Richard Canal : Toute catégorisation m’est insupportable. En réalité, le concept même n’a aucune valeur. Je pourrais citer tellement d’exemples d’œuvres outrepassant les frontières artificielles établies par la critique qu’il est vain de vouloir enfermer un roman dans une boîte. Le monde de l’édition commence à l’admettre, certes, mais nous sommes encore loin d’échapper à cet enfermement programmé. De fait, il n’existe qu’une seule littérature, la bonne. L’unique constante dans l’écriture qui ait une valeur pour moi, c’est l’aventure humaine. Que j’écrive dans un genre ou dans un autre, je ne fais que suivre des hommes, des femmes le long d’une histoire.
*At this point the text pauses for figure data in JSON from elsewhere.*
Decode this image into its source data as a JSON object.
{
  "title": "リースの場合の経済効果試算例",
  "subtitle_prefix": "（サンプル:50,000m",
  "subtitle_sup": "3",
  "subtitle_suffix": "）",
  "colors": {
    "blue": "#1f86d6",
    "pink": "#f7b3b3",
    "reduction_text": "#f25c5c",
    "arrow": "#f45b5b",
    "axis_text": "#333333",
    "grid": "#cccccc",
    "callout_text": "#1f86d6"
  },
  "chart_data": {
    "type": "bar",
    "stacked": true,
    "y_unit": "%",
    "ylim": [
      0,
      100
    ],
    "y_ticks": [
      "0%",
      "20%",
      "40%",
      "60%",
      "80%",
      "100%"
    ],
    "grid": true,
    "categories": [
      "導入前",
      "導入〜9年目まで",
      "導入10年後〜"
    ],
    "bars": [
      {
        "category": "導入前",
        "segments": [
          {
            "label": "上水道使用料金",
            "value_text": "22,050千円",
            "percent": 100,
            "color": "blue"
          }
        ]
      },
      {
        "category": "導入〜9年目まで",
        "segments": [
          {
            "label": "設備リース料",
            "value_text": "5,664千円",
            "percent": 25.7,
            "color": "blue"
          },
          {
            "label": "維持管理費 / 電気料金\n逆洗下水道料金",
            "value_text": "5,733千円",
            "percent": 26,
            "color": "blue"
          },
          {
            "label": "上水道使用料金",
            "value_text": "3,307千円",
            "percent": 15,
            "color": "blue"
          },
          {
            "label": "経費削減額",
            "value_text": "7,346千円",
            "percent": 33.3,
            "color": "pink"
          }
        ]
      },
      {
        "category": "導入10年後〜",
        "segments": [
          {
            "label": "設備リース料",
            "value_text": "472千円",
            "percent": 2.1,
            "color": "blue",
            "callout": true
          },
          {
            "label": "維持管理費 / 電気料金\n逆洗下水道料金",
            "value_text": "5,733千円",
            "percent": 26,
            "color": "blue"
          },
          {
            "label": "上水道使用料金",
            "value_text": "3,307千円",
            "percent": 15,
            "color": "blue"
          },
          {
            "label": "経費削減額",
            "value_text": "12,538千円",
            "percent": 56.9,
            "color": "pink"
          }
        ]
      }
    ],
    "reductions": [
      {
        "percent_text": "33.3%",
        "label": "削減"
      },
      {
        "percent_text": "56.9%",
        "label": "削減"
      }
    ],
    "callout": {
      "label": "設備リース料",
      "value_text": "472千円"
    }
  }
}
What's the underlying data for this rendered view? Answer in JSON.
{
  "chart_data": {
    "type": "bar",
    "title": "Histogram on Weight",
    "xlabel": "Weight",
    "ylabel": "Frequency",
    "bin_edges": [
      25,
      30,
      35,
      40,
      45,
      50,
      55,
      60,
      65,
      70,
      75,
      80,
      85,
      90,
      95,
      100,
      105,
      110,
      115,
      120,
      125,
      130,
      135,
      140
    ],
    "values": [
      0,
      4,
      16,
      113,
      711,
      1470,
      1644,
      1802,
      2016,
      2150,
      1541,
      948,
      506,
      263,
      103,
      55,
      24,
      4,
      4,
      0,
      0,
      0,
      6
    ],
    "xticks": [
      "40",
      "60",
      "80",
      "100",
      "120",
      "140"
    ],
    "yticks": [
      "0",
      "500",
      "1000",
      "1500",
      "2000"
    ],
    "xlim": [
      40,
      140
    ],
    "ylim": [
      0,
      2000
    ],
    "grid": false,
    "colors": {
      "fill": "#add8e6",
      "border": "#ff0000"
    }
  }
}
Des êtres de chair et de sang, pétris d’émotion, avec une âme, des sentiments : il y aura des forts, des faibles, des courageux, des lâches, des héros, des traîtres, des idiots, des innocents. Après et seulement après, surviennent les thématiques qui, si je veux leur donner la force qu’elles méritent, vont imposer le décor, le moment où se déroule le récit. Et enfin, les mythes, ceux qui flottent, sous-jacents, derrière le récit, qui lui permettent, en filigrane, de s’envoler vers d’autres sphères.

Cette fois dans UPSIDE DOWN, l’anticipation s’est imposée parce qu’elle me permet de dénoncer avec plus de force les dérives de notre monde en les amplifiant, en les caricaturant au point qu’elles doivent apparaître comme inacceptables par le lecteur. Il n’en reste pas moins que le monde que je décris n’est pas si éloigné que ça de la réalité, de manière à ce que chacun entrevoie un des avenirs qui nous attend si nous ne réagissons pas assez vite.
Je me suis essayé au polar, au roman noir, à la littérature générale, au roman d’aventures, au fantastique, à la science-fiction, au scénario de cinéma, selon les exigences des personnages ou des récits qui me traversaient la tête. Mais, que je travaille dans un genre ou dans un autre, je me suis toujours évertué à rester moi-même. À garder un style à la fois direct et poétique, à travailler encore et encore les thèmes qui me sont chers (la révolution, l’art en tant qu’arme), tout en cultivant cet humanisme auquel je tiens par-dessus tout. J’espère qu’UPSIDE DOWN reflétera une fois encore ces préoccupations et ces exigences.

"Cette fois dans UPSIDE DOWN, l’anticipation s’est imposée parce qu’elle me permet de dénoncer avec plus de force les dérives de notre monde en les amplifiant, en les caricaturant au point qu’elles doivent apparaître comme inacceptables par le lecteur."